Carlos Mario MárquezSAN SALVADOR/AFP
El gobierno salvadoreño propuso a los miembros de violentas pandillas juveniles, conocidas como maras, declarar una tregua para la época de Navidad y año nuevo, dijo a la AFP una fuente oficial.
“De lo que se trata es que las pandillas detengan su accionar y adviertan las bondades de la paz, que sientan que la rehabilitación es posible y es por eso que les pedimos a los dirigentes de las maras que están presos que incidan para que paren el accionar delictivo de sus compañeros”, declaró a la AFP el director del Consejo Nacional de Seguridad Pública, Oscar Bonilla.

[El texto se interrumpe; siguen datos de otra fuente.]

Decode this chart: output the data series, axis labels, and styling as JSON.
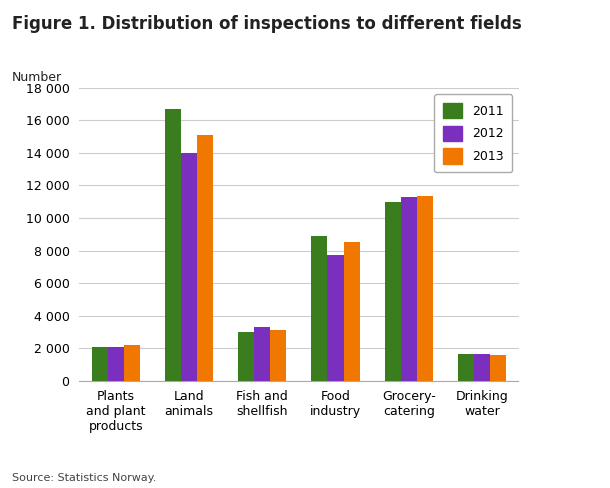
{
  "title": "Figure 1. Distribution of inspections to different fields",
  "ylabel": "Number",
  "source": "Source: Statistics Norway.",
  "categories": [
    "Plants\nand plant\nproducts",
    "Land\nanimals",
    "Fish and\nshellfish",
    "Food\nindustry",
    "Grocery-\ncatering",
    "Drinking\nwater"
  ],
  "series": [
    {
      "label": "2011",
      "color": "#3a7d1e",
      "values": [
        2050,
        16700,
        3000,
        8900,
        11000,
        1650
      ]
    },
    {
      "label": "2012",
      "color": "#7b2fbe",
      "values": [
        2050,
        14000,
        3300,
        7700,
        11300,
        1650
      ]
    },
    {
      "label": "2013",
      "color": "#f07800",
      "values": [
        2200,
        15100,
        3100,
        8500,
        11350,
        1600
      ]
    }
  ],
  "ylim": [
    0,
    18000
  ],
  "yticks": [
    0,
    2000,
    4000,
    6000,
    8000,
    10000,
    12000,
    14000,
    16000,
    18000
  ],
  "ytick_labels": [
    "0",
    "2 000",
    "4 000",
    "6 000",
    "8 000",
    "10 000",
    "12 000",
    "14 000",
    "16 000",
    "18 000"
  ],
  "background_color": "#ffffff",
  "grid_color": "#cccccc",
  "bar_width": 0.22,
  "title_fontsize": 12,
  "axis_fontsize": 9,
  "source_fontsize": 8
}
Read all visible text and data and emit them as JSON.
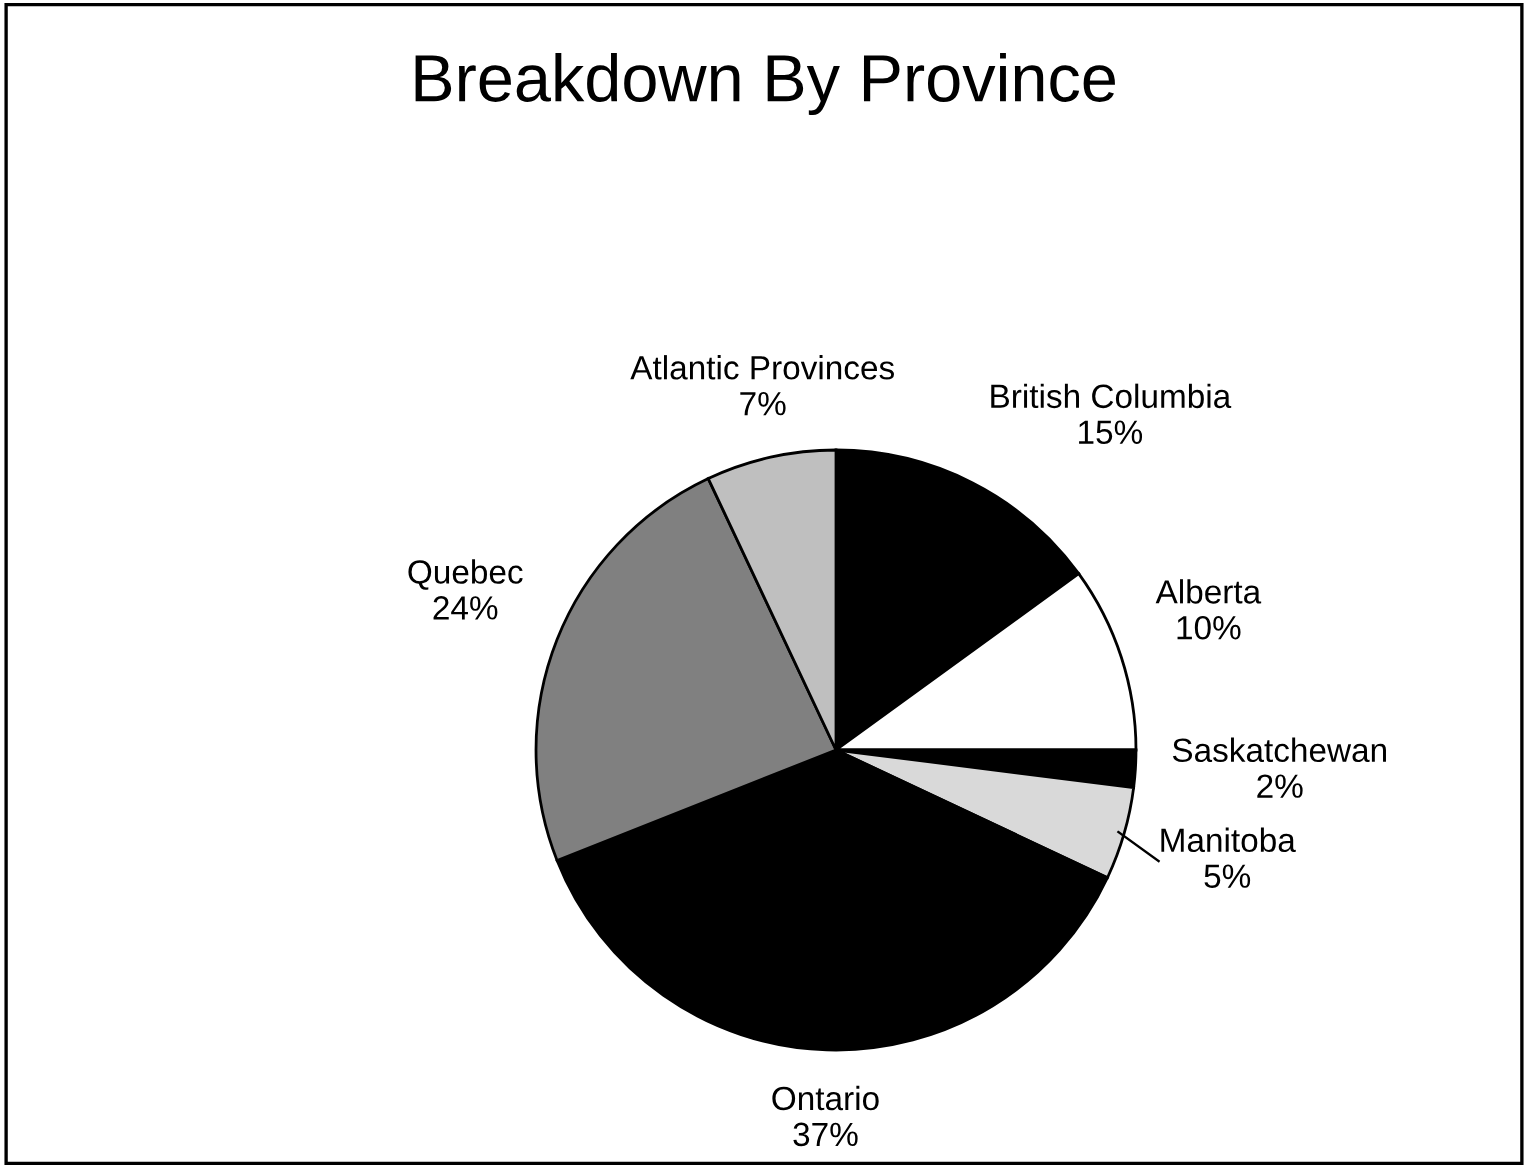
{
  "chart_data": {
    "type": "pie",
    "title": "Breakdown By Province",
    "categories": [
      "British Columbia",
      "Alberta",
      "Saskatchewan",
      "Manitoba",
      "Ontario",
      "Quebec",
      "Atlantic Provinces"
    ],
    "values": [
      15,
      10,
      2,
      5,
      37,
      24,
      7
    ],
    "value_labels": [
      "15%",
      "10%",
      "2%",
      "5%",
      "37%",
      "24%",
      "7%"
    ],
    "colors": [
      "#000000",
      "#ffffff",
      "#000000",
      "#d9d9d9",
      "#000000",
      "#808080",
      "#bfbfbf"
    ]
  }
}
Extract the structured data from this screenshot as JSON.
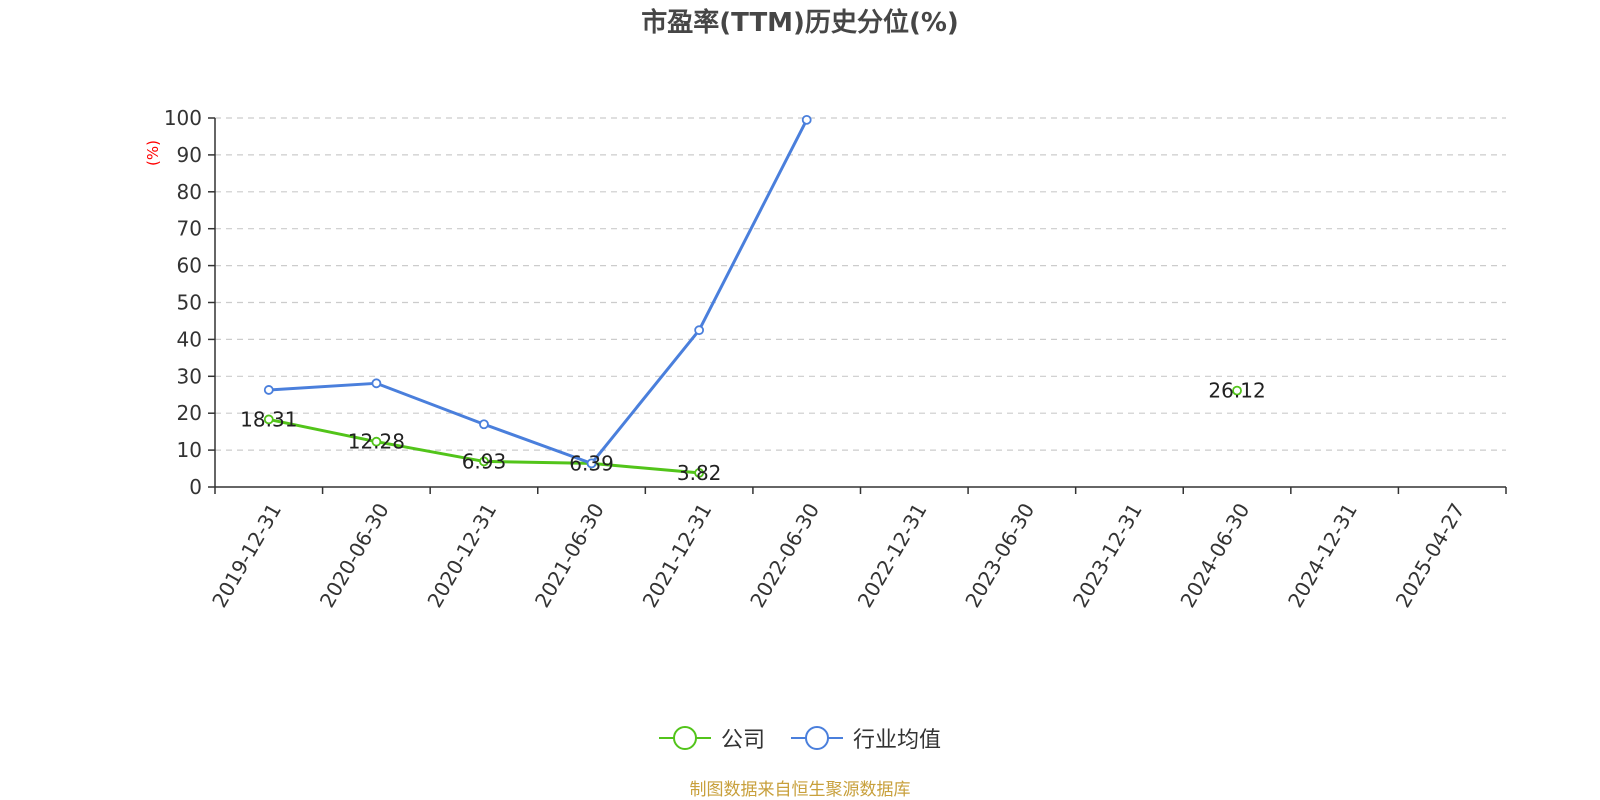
{
  "chart_data": {
    "type": "line",
    "title": "市盈率(TTM)历史分位(%)",
    "ylabel": "(%)",
    "xlabel": "",
    "ylim": [
      0,
      100
    ],
    "y_ticks": [
      0,
      10,
      20,
      30,
      40,
      50,
      60,
      70,
      80,
      90,
      100
    ],
    "categories": [
      "2019-12-31",
      "2020-06-30",
      "2020-12-31",
      "2021-06-30",
      "2021-12-31",
      "2022-06-30",
      "2022-12-31",
      "2023-06-30",
      "2023-12-31",
      "2024-06-30",
      "2024-12-31",
      "2025-04-27"
    ],
    "series": [
      {
        "name": "公司",
        "color": "#52c41a",
        "values": [
          18.31,
          12.28,
          6.93,
          6.39,
          3.82,
          null,
          null,
          null,
          null,
          26.12,
          null,
          null
        ],
        "labels": [
          "18.31",
          "12.28",
          "6.93",
          "6.39",
          "3.82",
          null,
          null,
          null,
          null,
          "26.12",
          null,
          null
        ]
      },
      {
        "name": "行业均值",
        "color": "#4a7fdc",
        "values": [
          26.3,
          28.1,
          17.0,
          6.4,
          42.5,
          99.5,
          null,
          null,
          null,
          null,
          null,
          null
        ]
      }
    ],
    "grid": true,
    "legend_position": "bottom-center"
  },
  "footer": {
    "source": "制图数据来自恒生聚源数据库"
  },
  "colors": {
    "title": "#464646",
    "axis": "#333333",
    "grid": "#cccccc",
    "ylabel": "#ff0000",
    "source": "#c8a03c"
  }
}
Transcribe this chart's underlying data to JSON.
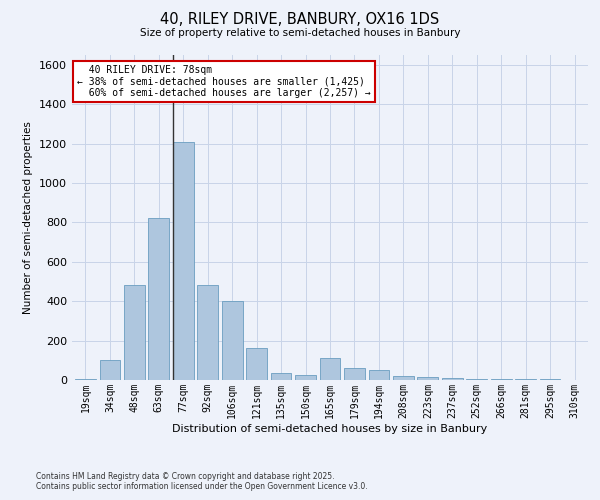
{
  "title": "40, RILEY DRIVE, BANBURY, OX16 1DS",
  "subtitle": "Size of property relative to semi-detached houses in Banbury",
  "xlabel": "Distribution of semi-detached houses by size in Banbury",
  "ylabel": "Number of semi-detached properties",
  "categories": [
    "19sqm",
    "34sqm",
    "48sqm",
    "63sqm",
    "77sqm",
    "92sqm",
    "106sqm",
    "121sqm",
    "135sqm",
    "150sqm",
    "165sqm",
    "179sqm",
    "194sqm",
    "208sqm",
    "223sqm",
    "237sqm",
    "252sqm",
    "266sqm",
    "281sqm",
    "295sqm",
    "310sqm"
  ],
  "values": [
    5,
    100,
    480,
    820,
    1210,
    480,
    400,
    160,
    35,
    25,
    110,
    60,
    50,
    20,
    15,
    10,
    5,
    5,
    4,
    3,
    2
  ],
  "bar_color": "#aec6de",
  "bar_edge_color": "#6a9ec0",
  "property_label": "40 RILEY DRIVE: 78sqm",
  "pct_smaller": 38,
  "count_smaller": 1425,
  "pct_larger": 60,
  "count_larger": 2257,
  "vline_bar_index": 4,
  "annotation_box_edgecolor": "#cc0000",
  "background_color": "#eef2fa",
  "grid_color": "#c8d4e8",
  "ylim": [
    0,
    1650
  ],
  "yticks": [
    0,
    200,
    400,
    600,
    800,
    1000,
    1200,
    1400,
    1600
  ],
  "footer_line1": "Contains HM Land Registry data © Crown copyright and database right 2025.",
  "footer_line2": "Contains public sector information licensed under the Open Government Licence v3.0."
}
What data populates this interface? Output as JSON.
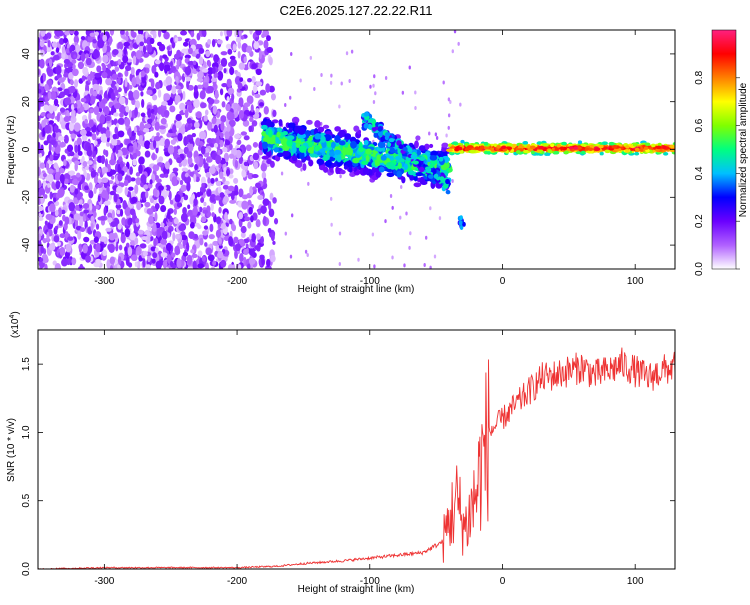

El Gobierno salvadoreño con una nueva normativa penal impulsa desde el pasado 30 de agosto la denominada operación “Súper mano dura” para frenar a unos 12,000 pandilleros que intranquilizan decenas de barrios y poblaciones en el país.
Bonilla aclaró que para el Consejo de Seguridad Pública el llamado “es a la distensión” como parte del programa “Mano amiga” que el Gobierno también les ofrece a los pandilleros y “nunca pretende concederles el más mínimo estatus de beligerancia”, porque todos aquellos “desafectos a la paz y tranquilidad de la población salvadoreña serán tratados con base a la ley”.
Para presentar la oferta a los pandilleros, Bonilla viajó el lunes a los penales de Chalatenango, 77 km al norte de San Salvador, donde están recluidos los dirigentes de la denominada “Mara 18” (M-18) y de la “Mara Salvatrucha” (MS) que están internos en la cárcel de Quezaltepeque, 30 km al norte de la capital.